The National Association of REALTORS®’ fair housing team will present two sessions at the 2021 REALTORS® Conference & Expo that offer attendees the opportunity to explore the history of racial discrimination in real estate and to examine and overcome their own hidden biases.

“Bias Override: Overcoming Barriers to Fair Housing,” new implicit bias classroom training that will be offered next year by NAR, helps real estate professionals learn tactics to interrupt stereotypical thinking so that they can provide equal professional service to every prospect or client. A preview of the training, presented by Afua Addo, deputy director of programs and training at the Perception Institute, will engage participants in exercises to build new habits of equitable behavior.

The course, which expands on the 50-minute implicit bias training video released by NAR in 2020, was piloted in New York, Washington, and Texas this summer. It aims to help real estate professionals explore the assumptions they don’t know they’re making, examine their ideas about people from other identity groups, and learn how to be more comfortable working across lines of difference.
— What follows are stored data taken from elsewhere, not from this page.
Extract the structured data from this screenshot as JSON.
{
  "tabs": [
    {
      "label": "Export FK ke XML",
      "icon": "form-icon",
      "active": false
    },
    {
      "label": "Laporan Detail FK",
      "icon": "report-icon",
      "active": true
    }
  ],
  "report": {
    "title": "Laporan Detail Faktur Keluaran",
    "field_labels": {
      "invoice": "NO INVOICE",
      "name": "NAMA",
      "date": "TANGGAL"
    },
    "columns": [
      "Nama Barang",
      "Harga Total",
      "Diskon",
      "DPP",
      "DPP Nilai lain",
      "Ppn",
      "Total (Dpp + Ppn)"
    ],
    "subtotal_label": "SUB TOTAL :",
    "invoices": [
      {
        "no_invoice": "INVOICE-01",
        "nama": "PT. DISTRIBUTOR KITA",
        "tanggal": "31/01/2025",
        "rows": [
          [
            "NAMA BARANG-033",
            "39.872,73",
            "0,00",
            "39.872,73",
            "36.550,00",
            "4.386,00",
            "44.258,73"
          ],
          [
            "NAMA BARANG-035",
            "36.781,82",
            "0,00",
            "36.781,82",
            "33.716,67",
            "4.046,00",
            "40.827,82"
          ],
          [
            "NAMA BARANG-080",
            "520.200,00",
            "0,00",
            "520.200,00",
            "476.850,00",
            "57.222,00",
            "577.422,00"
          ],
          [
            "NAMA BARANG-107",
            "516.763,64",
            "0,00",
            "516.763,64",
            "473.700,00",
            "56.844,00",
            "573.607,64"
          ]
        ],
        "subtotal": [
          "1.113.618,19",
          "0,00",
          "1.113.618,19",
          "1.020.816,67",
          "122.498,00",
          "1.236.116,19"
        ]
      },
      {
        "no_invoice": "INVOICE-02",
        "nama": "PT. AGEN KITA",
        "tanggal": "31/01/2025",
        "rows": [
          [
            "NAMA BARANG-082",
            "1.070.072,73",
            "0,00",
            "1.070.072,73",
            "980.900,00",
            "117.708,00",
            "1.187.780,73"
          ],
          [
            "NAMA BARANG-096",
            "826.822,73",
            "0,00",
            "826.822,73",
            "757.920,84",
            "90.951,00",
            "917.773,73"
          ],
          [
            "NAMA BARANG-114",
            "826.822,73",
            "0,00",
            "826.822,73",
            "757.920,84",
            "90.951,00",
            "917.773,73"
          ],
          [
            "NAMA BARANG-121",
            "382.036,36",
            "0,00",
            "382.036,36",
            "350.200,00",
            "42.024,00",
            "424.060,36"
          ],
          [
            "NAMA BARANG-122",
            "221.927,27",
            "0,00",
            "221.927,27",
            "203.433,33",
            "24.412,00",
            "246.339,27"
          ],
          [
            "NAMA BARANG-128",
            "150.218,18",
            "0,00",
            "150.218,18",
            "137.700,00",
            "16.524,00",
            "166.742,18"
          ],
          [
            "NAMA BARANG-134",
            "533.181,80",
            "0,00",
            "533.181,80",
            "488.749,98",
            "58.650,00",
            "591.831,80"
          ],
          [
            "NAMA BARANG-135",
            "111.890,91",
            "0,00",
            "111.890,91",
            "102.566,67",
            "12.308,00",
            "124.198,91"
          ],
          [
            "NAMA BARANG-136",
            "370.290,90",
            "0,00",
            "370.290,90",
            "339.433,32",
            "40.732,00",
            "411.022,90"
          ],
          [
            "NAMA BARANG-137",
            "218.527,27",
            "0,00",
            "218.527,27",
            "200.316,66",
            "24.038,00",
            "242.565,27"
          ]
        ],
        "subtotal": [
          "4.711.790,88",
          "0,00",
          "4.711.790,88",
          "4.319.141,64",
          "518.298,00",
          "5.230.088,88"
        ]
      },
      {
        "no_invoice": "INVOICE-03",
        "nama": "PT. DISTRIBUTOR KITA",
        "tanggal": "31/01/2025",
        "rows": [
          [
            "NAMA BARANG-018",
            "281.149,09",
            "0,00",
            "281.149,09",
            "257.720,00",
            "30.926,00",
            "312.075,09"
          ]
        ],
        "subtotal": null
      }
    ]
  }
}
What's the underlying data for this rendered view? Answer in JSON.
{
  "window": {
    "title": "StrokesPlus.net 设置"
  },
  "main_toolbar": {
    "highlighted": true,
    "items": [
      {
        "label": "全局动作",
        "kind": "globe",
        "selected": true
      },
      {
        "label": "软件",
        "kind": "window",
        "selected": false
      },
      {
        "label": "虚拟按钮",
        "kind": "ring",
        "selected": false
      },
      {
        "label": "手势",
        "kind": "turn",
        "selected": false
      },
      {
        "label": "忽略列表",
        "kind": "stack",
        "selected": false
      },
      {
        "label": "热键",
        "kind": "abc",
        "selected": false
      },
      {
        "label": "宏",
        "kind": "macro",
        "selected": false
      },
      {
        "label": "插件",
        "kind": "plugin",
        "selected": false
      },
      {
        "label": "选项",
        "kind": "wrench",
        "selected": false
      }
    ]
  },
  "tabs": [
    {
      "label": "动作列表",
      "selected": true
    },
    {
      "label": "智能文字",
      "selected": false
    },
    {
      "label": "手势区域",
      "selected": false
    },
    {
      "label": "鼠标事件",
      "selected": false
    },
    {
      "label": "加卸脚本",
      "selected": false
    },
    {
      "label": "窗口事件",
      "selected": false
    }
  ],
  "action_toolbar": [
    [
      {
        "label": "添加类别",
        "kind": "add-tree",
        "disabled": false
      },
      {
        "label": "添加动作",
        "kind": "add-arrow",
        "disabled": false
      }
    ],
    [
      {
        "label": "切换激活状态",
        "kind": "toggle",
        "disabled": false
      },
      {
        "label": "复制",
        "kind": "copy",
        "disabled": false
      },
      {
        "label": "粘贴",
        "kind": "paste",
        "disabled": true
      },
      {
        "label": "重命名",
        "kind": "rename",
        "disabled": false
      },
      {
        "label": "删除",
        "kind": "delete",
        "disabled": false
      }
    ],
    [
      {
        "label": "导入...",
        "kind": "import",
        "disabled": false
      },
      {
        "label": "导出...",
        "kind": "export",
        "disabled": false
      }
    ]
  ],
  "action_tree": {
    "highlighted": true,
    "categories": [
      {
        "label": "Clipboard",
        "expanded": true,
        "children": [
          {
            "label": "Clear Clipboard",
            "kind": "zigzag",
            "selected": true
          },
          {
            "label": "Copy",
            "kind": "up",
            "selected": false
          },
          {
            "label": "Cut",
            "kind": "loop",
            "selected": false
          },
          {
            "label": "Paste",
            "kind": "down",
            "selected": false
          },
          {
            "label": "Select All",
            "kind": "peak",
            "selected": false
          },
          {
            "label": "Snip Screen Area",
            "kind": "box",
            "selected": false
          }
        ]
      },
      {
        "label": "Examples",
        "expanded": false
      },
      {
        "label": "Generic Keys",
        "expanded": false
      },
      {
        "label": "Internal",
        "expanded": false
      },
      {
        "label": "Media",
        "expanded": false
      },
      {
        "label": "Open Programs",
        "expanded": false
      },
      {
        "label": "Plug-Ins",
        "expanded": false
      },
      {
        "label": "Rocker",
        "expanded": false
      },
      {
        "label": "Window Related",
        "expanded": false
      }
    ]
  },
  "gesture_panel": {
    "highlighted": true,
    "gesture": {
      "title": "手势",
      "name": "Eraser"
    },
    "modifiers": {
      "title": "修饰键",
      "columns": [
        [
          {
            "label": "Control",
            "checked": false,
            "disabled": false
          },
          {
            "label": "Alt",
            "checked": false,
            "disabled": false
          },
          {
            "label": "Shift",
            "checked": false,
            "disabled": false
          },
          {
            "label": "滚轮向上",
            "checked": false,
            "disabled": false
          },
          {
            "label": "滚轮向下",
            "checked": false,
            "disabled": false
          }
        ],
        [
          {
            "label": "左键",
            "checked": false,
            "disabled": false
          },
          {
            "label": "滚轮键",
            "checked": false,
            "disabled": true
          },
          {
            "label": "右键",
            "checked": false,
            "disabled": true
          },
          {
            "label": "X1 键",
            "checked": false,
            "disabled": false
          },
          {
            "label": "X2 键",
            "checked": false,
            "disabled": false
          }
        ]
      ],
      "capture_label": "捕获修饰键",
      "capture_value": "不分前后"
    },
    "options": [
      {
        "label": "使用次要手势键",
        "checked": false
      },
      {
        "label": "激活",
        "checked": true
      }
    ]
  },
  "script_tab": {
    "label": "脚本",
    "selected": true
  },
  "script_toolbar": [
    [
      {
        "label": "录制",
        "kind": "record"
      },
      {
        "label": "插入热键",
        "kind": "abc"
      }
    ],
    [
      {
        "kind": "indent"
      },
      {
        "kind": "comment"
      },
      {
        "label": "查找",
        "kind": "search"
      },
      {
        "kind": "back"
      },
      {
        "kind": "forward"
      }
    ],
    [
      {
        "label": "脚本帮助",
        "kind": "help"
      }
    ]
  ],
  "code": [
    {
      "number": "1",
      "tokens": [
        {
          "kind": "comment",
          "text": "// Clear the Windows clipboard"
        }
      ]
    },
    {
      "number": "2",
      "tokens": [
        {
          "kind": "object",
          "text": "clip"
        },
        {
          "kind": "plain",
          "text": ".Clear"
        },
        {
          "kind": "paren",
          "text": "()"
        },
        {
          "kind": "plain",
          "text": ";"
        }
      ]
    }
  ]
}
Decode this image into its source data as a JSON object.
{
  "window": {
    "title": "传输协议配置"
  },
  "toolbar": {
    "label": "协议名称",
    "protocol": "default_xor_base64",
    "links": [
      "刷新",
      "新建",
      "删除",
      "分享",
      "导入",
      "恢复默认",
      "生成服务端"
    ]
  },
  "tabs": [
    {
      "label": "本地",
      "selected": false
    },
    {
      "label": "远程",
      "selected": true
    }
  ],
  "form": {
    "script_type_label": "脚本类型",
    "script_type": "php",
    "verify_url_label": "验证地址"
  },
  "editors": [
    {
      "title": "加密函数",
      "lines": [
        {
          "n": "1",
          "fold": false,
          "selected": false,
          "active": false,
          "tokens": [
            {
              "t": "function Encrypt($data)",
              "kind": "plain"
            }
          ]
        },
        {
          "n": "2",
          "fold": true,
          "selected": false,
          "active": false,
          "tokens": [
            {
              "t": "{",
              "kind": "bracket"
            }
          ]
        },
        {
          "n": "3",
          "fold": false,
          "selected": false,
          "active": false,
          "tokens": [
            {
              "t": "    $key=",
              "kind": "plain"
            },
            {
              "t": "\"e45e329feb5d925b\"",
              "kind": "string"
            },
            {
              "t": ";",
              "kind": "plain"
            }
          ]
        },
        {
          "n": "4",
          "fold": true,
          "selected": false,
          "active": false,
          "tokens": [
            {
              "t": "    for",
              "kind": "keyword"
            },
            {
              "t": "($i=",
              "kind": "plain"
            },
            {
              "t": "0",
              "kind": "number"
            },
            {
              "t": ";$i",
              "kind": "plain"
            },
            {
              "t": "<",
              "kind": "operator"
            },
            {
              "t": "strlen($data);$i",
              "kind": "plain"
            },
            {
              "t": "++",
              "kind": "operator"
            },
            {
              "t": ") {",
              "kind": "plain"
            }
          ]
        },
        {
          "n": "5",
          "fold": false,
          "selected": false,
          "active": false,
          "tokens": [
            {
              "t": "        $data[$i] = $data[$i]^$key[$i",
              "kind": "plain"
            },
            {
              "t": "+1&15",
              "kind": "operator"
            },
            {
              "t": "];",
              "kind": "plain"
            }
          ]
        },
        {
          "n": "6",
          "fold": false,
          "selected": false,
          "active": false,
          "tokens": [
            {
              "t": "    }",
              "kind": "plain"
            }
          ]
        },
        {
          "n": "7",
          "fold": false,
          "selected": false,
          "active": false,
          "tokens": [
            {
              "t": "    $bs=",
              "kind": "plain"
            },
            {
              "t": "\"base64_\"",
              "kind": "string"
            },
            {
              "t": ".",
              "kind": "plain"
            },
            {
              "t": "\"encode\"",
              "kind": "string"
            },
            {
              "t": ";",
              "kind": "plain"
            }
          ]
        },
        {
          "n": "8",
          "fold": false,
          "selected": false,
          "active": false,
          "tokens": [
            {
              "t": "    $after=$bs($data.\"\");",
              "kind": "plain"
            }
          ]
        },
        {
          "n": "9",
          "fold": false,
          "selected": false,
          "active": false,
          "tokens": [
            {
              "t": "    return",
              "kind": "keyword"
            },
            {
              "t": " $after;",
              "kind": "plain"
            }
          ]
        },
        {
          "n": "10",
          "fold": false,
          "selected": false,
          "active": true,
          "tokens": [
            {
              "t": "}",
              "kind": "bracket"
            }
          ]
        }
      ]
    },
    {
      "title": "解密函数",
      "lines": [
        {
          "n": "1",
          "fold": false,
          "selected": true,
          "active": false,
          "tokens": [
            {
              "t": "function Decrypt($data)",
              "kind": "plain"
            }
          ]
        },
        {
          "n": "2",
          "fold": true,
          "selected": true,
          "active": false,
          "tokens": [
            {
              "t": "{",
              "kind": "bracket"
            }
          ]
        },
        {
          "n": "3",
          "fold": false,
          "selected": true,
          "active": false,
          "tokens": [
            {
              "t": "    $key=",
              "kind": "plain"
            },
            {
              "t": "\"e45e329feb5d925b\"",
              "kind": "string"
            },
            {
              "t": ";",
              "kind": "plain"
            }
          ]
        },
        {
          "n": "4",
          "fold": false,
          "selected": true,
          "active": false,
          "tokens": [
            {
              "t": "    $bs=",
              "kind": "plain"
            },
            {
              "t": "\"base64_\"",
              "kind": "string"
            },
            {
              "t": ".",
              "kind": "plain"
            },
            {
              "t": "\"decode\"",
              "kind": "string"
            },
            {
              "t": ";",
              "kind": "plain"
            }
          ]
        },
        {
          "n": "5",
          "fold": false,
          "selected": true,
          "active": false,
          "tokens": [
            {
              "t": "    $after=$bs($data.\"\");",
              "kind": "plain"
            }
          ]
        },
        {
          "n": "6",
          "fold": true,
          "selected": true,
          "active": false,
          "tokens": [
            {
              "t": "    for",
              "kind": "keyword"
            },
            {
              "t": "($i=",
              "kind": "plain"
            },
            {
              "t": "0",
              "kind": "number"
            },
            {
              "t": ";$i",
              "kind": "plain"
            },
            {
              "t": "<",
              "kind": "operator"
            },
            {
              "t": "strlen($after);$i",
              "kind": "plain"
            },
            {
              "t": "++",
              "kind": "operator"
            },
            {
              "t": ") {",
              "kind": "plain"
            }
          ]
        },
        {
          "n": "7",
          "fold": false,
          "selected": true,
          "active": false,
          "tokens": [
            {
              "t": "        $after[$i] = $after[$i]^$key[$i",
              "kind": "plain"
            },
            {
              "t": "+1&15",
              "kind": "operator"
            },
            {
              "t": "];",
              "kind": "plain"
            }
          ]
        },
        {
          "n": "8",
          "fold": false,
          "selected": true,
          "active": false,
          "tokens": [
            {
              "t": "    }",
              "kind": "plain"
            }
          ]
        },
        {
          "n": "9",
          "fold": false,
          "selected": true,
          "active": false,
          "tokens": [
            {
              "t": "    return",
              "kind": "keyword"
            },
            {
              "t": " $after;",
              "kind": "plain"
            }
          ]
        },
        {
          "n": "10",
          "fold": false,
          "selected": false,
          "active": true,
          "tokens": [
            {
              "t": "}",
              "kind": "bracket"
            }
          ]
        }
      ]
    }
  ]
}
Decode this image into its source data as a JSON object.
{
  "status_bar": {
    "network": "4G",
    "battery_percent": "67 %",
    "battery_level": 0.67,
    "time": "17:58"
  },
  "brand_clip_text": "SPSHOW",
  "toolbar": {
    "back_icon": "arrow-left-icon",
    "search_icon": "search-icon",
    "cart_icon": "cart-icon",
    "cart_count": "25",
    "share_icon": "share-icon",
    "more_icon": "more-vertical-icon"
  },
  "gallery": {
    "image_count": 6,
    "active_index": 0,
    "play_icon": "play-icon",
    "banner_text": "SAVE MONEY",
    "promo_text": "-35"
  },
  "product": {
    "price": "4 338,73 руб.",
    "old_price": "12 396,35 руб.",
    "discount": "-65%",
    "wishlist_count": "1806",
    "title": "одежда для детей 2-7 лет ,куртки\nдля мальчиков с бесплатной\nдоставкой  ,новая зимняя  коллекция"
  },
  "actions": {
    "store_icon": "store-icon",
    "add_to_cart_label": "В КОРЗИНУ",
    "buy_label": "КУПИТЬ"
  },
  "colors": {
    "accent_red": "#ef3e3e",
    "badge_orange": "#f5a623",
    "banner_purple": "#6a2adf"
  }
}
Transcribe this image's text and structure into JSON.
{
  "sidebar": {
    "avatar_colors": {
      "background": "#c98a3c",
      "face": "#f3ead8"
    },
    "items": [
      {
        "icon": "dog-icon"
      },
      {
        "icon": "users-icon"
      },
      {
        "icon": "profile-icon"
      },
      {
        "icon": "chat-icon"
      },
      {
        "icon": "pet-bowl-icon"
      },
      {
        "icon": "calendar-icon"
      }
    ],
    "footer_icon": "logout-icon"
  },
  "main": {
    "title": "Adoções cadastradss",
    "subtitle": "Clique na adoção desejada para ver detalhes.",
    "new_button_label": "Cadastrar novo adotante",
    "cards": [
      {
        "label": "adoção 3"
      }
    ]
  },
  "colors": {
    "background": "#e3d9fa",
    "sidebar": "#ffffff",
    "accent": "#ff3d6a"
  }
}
The three-hour classroom course will qualify for CE credit and will be offered by the Center for REALTOR® Development and taught by experienced At Home With Diversity instructors. Any REALTOR® association that is a licensed provider of CRD content will be eligible to provide the training.

“The Past and Future of Family Properties: Overcoming Real Estate’s Historic Harms to Communities of Color” session will feature Dr. Beryl Satter, professor of history at Rutgers University, who tells a deeply personal story of the ways Black Americans in 1960s Chicago were not only excluded from building intergenerational wealth through homeownership but also preyed upon by unscrupulous real estate operators who drained billions of dollars from their community. Dr. Satter’s father was a lawyer who owned rental properties and defended Black clients from these practices. Mabél Guzmán, a broker from Chicago and 2020 vice president of association affairs for NAR, will join Dr. Satter to examine the obstacles this history still creates today and what REALTORS® are doing to ensure that their profession helps all Americans build wealth and community.